The Journal Of A Foreign Correspondent, 1934-1941

by William L. Shirer

Pub Date: June 20th, 1941
ISBN: 0801870569
Publisher: Knopf

Here's the answer to those who have wondered whether Shirer's veiled allusions on the air, speaking from Berlin, have cloaked pro-Nazi sympathies. Here's the message between and behind the lines. Here is as thrilling and vigorous and all-inclusive a denunciation of Germany, her leaders, her policies, her people, her actions, her purposes as has come in any book we have read. Millions have listened to Shirer, who, during seven years, has been on the ground at the crucial moment — the fall of Austria, of Czecho-Slovakia, of Poland. He and his devoted friend, Edward Murrow, have been jointly responsible for the policies that have brought international hook-ups to the place they hold. This diary shows an amazing comprehension of what has been happening, before the world realized it; his advice would have saved many missteps had diplomats and statesmen heeded him.
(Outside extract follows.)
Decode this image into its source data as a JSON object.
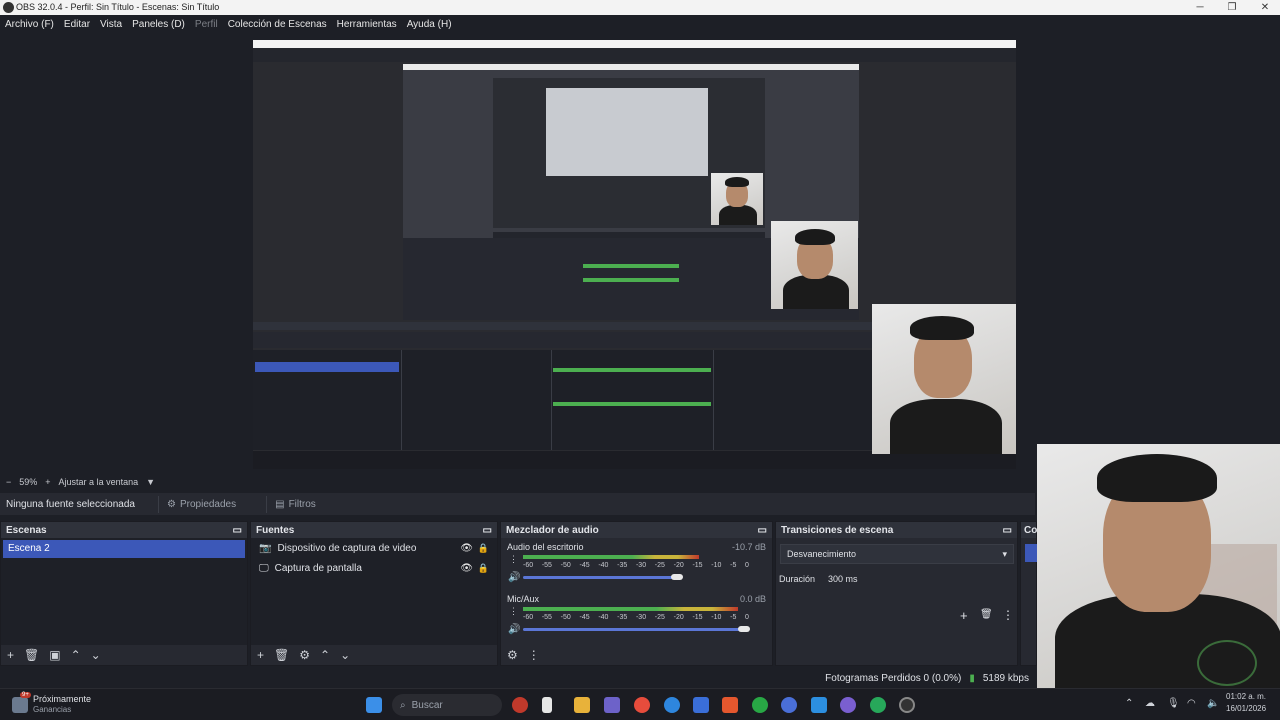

The record suffers not at all by a sense of having been told before, since Shirer presents it all with fresh evidence, a human approach, and the intimate details that make one feel one has gone through it with him. Sell the book as an important link in understanding what has been happening, as preparation for what is still to happen. Sell it as absorbingly interesting reading, throughout its close to seven hundred pages. Often enough his prophetic insight has proved itself. What can he do for the future ahead? A book for public libraries, bookshops, rental libraries.